Un ruido sin reverberación. Así se escuchó. Y atrás la gente, llevándose las manos a la cabeza. Se mató, dijo alguien. Hubo un grito o gritos. Cuerpos jóvenes e intrépidos se lanzaron al agua. Ya era demasiado tarde: la sangre se perdía entre las piedras del río.
El chico tendría unos diez u once años. Estaba con un grupo de amigos, del lado del frente, saltando desde una sobresaliente bastante alta. Yo fumaba un cigarrillo, sentada en la reposera bajo el sol. Tenía puesto un sombrero de ala ancha que me regalo Damián la última vez que estuvimos en Brasil. También unas gafas de sol que sentía demasiado anchas para mi cara. No me gustaban. Salimos apurados de casa: el embotellamiento en la autopista y no sé cuántas cosas más según Damián. Pasamos todo el día en el río y a la vuelta, ya de noche, paramos a cargar gas. Apenas el auto se detuvo, me bajé y caminé dándole la espalda hasta el servi shop. Compré cigarrillos. Rendondeame, le dije a la cajera, me dio tres caramelos y salí. La fila para cargar no había avanzado. Damián estaba de pie con los brazos entrecruzados, esperando su turno. Le avisé con una seña que me iba a fumar más allá, bien lejos de los surtidores y la fila de autos.
Recostada en el asiento miraba por la ventanilla. Campos de noche, árboles y más allá nada. Me sentía sucia de bronceador y transpiración por lo que quise bajar el vidrio al menos un poco. El tráfico ya se había dispersado lo suficiente para que el auto tomara cierta velocidad. Presioné el botón, Damián giró apenas los ojos. No abras tanto, dijo, entra mucho ruido. Era sólo un poco de viento. Subió el volumen de la radio desde el interruptor ubicado en el volante. ¿Qué vamos a comer? Dijo de pronto, me agarró hambre. Lo último que pensaba en aquel momento era cenar. No sé, respondí, vemos cuando lleguemos. Podemos pedir algo, propuso él, no sé, le dije, como quieras.
Llegamos al peaje. Pasando por la cabina paralela a la nuestra veo una pareja en su auto. Calculé que tendrían la edad de mis viejos. El tipo movía los brazos bastante exaltado y ella no decía nada, ella sólo miraba hacia adelante, más allá del parabrisas. La barrera se levantó y avanzaron, perdiéndose entre los demás vehículos.
Ingresando a la ciudad, Damián puteó a uno en moto que pasó el semáforo en rojo.
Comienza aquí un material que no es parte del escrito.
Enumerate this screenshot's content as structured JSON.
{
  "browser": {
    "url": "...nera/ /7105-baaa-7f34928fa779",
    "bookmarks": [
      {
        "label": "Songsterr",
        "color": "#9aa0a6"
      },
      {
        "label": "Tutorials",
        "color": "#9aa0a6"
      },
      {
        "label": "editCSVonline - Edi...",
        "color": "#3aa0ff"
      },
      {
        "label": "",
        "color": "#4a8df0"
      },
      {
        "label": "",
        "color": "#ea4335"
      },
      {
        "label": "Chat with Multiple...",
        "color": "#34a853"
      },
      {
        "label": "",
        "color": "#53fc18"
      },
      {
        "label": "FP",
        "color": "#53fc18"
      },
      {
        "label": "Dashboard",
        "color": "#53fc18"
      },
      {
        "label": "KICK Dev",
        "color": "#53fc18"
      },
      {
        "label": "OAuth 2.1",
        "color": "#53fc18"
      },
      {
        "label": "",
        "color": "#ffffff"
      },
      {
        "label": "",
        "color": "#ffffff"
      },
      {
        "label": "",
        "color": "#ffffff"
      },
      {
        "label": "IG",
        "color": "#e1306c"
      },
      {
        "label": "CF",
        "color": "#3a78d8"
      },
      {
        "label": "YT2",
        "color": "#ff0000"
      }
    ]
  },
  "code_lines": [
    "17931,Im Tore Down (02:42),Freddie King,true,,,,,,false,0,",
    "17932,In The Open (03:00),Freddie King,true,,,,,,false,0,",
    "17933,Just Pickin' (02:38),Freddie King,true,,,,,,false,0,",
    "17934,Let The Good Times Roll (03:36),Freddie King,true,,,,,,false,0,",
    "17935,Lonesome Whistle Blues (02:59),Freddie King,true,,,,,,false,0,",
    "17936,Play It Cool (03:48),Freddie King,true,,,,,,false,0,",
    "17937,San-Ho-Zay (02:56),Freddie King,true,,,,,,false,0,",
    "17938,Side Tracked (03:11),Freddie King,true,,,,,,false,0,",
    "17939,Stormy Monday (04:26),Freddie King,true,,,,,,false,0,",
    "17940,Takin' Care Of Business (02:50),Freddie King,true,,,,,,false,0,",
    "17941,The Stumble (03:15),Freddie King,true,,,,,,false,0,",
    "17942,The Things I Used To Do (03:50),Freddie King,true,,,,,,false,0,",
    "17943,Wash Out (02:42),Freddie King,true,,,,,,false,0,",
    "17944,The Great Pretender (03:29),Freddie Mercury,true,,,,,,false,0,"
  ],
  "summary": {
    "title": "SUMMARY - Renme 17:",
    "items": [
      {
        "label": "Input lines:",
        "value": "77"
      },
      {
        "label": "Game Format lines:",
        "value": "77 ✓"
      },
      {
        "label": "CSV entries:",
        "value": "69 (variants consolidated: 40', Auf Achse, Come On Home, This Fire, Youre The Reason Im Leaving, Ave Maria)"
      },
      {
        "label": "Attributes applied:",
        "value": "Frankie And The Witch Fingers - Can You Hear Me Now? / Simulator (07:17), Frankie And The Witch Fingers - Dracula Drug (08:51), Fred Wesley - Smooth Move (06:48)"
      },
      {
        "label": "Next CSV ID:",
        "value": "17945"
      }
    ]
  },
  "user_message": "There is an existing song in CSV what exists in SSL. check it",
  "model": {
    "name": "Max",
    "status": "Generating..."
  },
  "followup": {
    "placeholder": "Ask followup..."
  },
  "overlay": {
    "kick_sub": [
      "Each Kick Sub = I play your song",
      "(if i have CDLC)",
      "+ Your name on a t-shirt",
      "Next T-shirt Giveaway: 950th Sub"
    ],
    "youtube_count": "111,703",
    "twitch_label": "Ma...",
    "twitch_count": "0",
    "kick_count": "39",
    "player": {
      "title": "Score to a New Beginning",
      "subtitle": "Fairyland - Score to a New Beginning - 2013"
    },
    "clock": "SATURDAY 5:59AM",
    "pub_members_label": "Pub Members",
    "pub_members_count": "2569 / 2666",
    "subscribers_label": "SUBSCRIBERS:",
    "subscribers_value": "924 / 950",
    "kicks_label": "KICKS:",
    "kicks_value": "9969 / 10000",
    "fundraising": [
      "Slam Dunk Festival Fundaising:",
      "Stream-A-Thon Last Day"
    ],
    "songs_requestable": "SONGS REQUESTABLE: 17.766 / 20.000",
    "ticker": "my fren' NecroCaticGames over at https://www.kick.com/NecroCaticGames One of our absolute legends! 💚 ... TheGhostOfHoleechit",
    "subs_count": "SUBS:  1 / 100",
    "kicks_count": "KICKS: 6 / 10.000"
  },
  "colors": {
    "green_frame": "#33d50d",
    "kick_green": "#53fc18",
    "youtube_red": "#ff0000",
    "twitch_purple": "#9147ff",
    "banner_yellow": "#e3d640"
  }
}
Continuó insultando unas cuadras aun cuando el suceso ya había quedado atrás. Llegamos a casa y me pidió que le abriera el portón. Necesito ir al baño, vengo aguantando todo el camino, mentí. El calor era insoportable. Sin decir nada, se bajó y abrió la reja. Mientras guardaba el auto, abrí la canilla de la ducha. Me bañé con agua fría. Salí, el televisor estaba encendido y él tirado en la cama. Entré en la habitación y dejé caer el toalla. Estuve un rato viendo mi cuerpo desnudo frente al espejo. Luego me puse crema y esperé otro rato a que mi piel la absorbiera.
Vestida de entrecasa, agarré el celular y salí al patio a fumar un pucho. La noche estaba pesada. En determinado momento presté atención a cómo estaba vestida y recordé que era sábado, verano. Apagué el cigarrillo y volví adentro. Damián seguía en la misma posición, creo que ni siquiera pestañeaba. ¿Y? ¿Ya se te ocurrió que vamos a comer? dijo desde su rigidez. Nada, respondí, yo nada, no tengo hambre, vos comé lo que quieras ya te dije. Comencé a sacar ropa del placar y a cambiarme. Lo único que se oía era la televisión. Cuando empecé a pintarme, me pregunto dónde iba. Con las chicas, mentí por segunda vez. No dijo nada y siguió mirando la tele. Antes de salir lo escuché hablando con la pizzería donde siempre pedíamos. Me acordé de los caramelos y me dieron ganas de comer uno. Volví a la mesa de luz a buscarlos y ahí estaban los tres. Agarré uno y pensé en dejarle los otros a Damián. Al final, decidí llevarme todos. Ya le había dado demasiado.